One of the SDWP’s funded partners, the IRC in San Diego is the largest IRC field office in the United States, both in terms of numbers served and staff. It offers many programs to assist refugees to become self-reliant and to establish San Diego as their home. It also offers services to other community members in need of financial, employment or other assistance. In 2013, IRC San Diego served nearly 8,000 people. 

SDWP President and CEO Peter Callstrom (left) met with IRC’s President and CEO, David Miliband, (center) and San Diego Executive Director Bob Montgomery to discuss collaborative efforts.

IRC San Diego was established in 1975 to respond to the influx of refugees from Southeast Asia. The organization is now housed in two strategic locations—City Heights and El Cajon—serving refugees and other low-income families in both of these communities. Dr. Erica Bouris, IRC senior program manager of economic development, says San Diego’s significant refugee population makes it an important location for the IRC. 

Bouris explains that some refugees are coming here for the first time through the federal resettlement program, and need assistance finding their first apartment, getting their first job and other critical tasks. Others have been here for years and are coming to the IRC to get assistance preparing for careers, starting small businesses or getting their teen connected to youth programs. Regardless, she says, the IRC in San Diego is here to help: “We are a dynamic, community-based organization that takes families from barely surviving to thriving.”

IRC offers a host of programs and services related to resettlement, immigration and citizenship, financial education and tax preparation, food and farming, youth, microenterprise, and employment and career development. “We pride ourselves on our bundled service approach,” Bouris says. “Someone might need tax assistance or help getting subsidies to shop at a farmer’s market or access to a credit-building loan to establish a credit score. We try to make sure we can connect you to as many services as possible to get the family to a point of self-sufficiency and stability.”

Specific to employment and career development, Bouris says the IRC in San Diego takes a very holistic approach. The IRC employment program helps newly arrived refugees prepare for and secure entry-level employment as soon as possible after their arrival in the United States. “This level of employment is not one that requires a lot of training or skills, but is critical for getting the bills paid and establishing a work history so they can eventually move forward,” Bouris says. 

Beyond that, IRC has a suite of programs that focuses on career development, including the Bridge to Employment program within the Health Professional Opportunity Grant (HPOG), a grant awarded to the SDWP through 2015. Bouris emphasizes the importance of focusing on both that first job and the long-term career of individuals. “Historically, employment services have focused on the first job, which is important, but we know that making $9/hour isn’t enough for lasting financial stability,” she says. “We want to help them transition to the $14/hour job.”

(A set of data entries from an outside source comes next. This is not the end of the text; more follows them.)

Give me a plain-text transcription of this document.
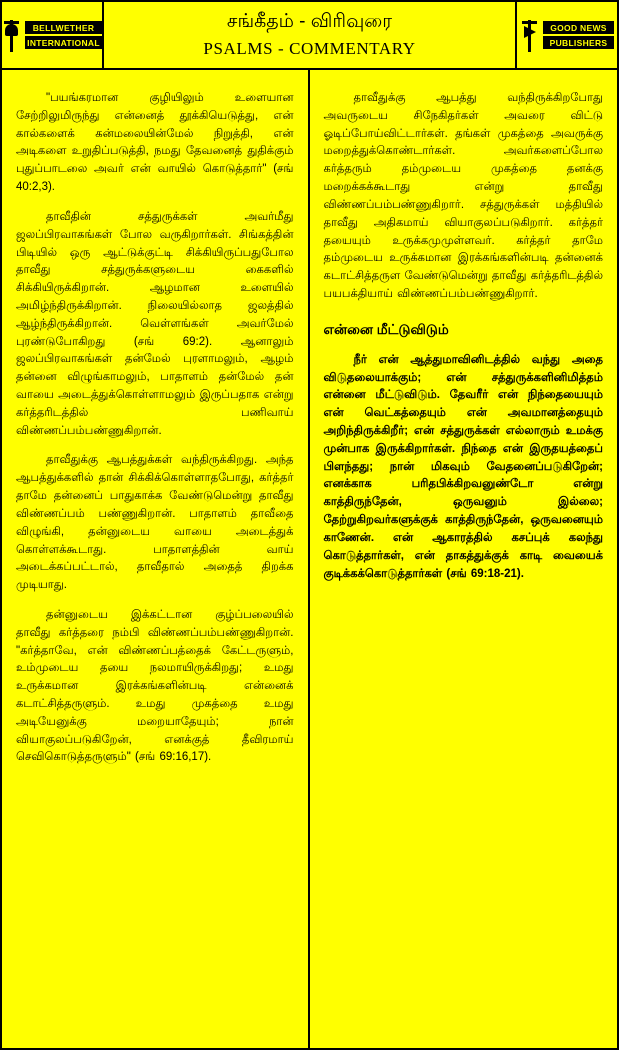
BELLWETHER
INTERNATIONAL
சங்கீதம் - விரிவுரை
PSALMS - COMMENTARY
GOOD NEWS
PUBLISHERS

"பயங்கரமான குழியிலும் உளையான சேற்றிலுமிருந்து என்னைத் தூக்கியெடுத்து, என் கால்களைக் கன்மலையின்மேல் நிறுத்தி, என் அடிகளை உறுதிப்படுத்தி, நமது தேவனைத் துதிக்கும் புதுப்பாடலை அவர் என் வாயில் கொடுத்தார்" (சங் 40:2,3).

தாவீதின் சத்துருக்கள் அவர்மீது ஜலப்பிரவாகங்கள் போல வருகிறார்கள். சிங்கத்தின் பிடியில் ஒரு ஆட்டுக்குட்டி சிக்கியிருப்பதுபோல தாவீது சத்துருக்களுடைய கைகளில் சிக்கியிருக்கிறான். ஆழமான உளையில் அமிழ்ந்திருக்கிறான். நிலையில்லாத ஜலத்தில் ஆழ்ந்திருக்கிறான். வெள்ளங்கள் அவர்மேல் புரண்டுபோகிறது (சங் 69:2). ஆனாலும் ஜலப்பிரவாகங்கள் தன்மேல் புரளாமலும், ஆழம் தன்னை விழுங்காமலும், பாதாளம் தன்மேல் தன் வாயை அடைத்துக்கொள்ளாமலும் இருப்பதாக என்று கர்த்தரிடத்தில் பணிவாய் விண்ணப்பம்பண்ணுகிறான்.

தாவீதுக்கு ஆபத்துக்கள் வந்திருக்கிறது. அந்த ஆபத்துக்களில் தான் சிக்கிக்கொள்ளாதபோது, கர்த்தர் தாமே தன்னைப் பாதுகாக்க வேண்டுமென்று தாவீது விண்ணப்பம் பண்ணுகிறான். பாதாளம் தாவீதை விழுங்கி, தன்னுடைய வாயை அடைத்துக் கொள்ளக்கூடாது. பாதாளத்தின் வாய் அடைக்கப்பட்டால், தாவீதால் அதைத் திறக்க முடியாது.

தன்னுடைய இக்கட்டான குழ்ப்பலையில் தாவீது கர்த்தரை நம்பி விண்ணப்பம்பண்ணுகிறான். "கர்த்தாவே, என் விண்ணப்பத்தைக் கேட்டருளும், உம்முடைய தயை நலமாயிருக்கிறது; உமது உருக்கமான இரக்கங்களின்படி என்னைக் கடாட்சித்தருளும். உமது முகத்தை உமது அடியேனுக்கு மறையாதேயும்; நான் வியாகுலப்படுகிறேன், எனக்குத் தீவிரமாய் செவிகொடுத்தருளும்" (சங் 69:16,17).

தாவீதுக்கு ஆபத்து வந்திருக்கிறபோது அவருடைய சிநேகிதர்கள் அவரை விட்டு ஓடிப்போய்விட்டார்கள். தங்கள் முகத்தை அவருக்கு மறைத்துக்கொண்டார்கள். அவர்களைப்போல கர்த்தரும் தம்முடைய முகத்தை தனக்கு மறைக்கக்கூடாது என்று தாவீது விண்ணப்பம்பண்ணுகிறார். சத்துருக்கள் மத்தியில் தாவீது அதிகமாய் வியாகுலப்படுகிறார். கர்த்தர் தயையும் உருக்கமுமுள்ளவர். கர்த்தர் தாமே தம்முடைய உருக்கமான இரக்கங்களின்படி தன்னைக் கடாட்சித்தருள வேண்டுமென்று தாவீது கர்த்தரிடத்தில் பயபக்தியாய் விண்ணப்பம்பண்ணுகிறார்.

என்னை மீட்டுவிடும்

நீர் என் ஆத்துமாவினிடத்தில் வந்து அதை விடுதலையாக்கும்; என் சத்துருக்களினிமித்தம் என்னை மீட்டுவிடும். தேவரீர் என் நிந்தையையும் என் வெட்கத்தையும் என் அவமானத்தையும் அறிந்திருக்கிறீர்; என் சத்துருக்கள் எல்லாரும் உமக்கு முன்பாக இருக்கிறார்கள். நிந்தை என் இருதயத்தைப் பிளந்தது; நான் மிகவும் வேதனைப்படுகிறேன்; எனக்காக பரிதபிக்கிறவனுண்டோ என்று காத்திருந்தேன், ஒருவனும் இல்லை; தேற்றுகிறவர்களுக்குக் காத்திருந்தேன், ஒருவனையும் காணேன். என் ஆகாரத்தில் கசப்புக் கலந்து கொடுத்தார்கள், என் தாகத்துக்குக் காடி வையைக் குடிக்கக்கொடுத்தார்கள் (சங் 69:18-21).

Another SDWP-funded program is IRC’s Connect2Work program, which addresses the academic and skill needs of vulnerable in- and out-of-school youth 17-21 years of age. The program aligns their education with real-world exposure to and training for high-growth occupations, and supports them in becoming engaged members of the community. 

Bouris says a key to the IRC’s successful employment programming is its Center for Financial Opportunity (CFO), a one-stop-shop that includes employment, career development, financial education, and small business development programs. The CFO’s approach is based on the Annie E. Casey Center for Working Families integrated services model, which means that the clients receiving employment services are able to access these additional programs to help them strengthen their household financial situation as they pursue new careers.

“We are really fortunate to partner with the San Diego Workforce Partnership on the Connect2Work and HPOG grants,” Bouris adds. “Those grants have enabled us to build out the programs that connect refugees and other community members to careers and living wage jobs, which is especially important in a high cost of living area like San Diego.”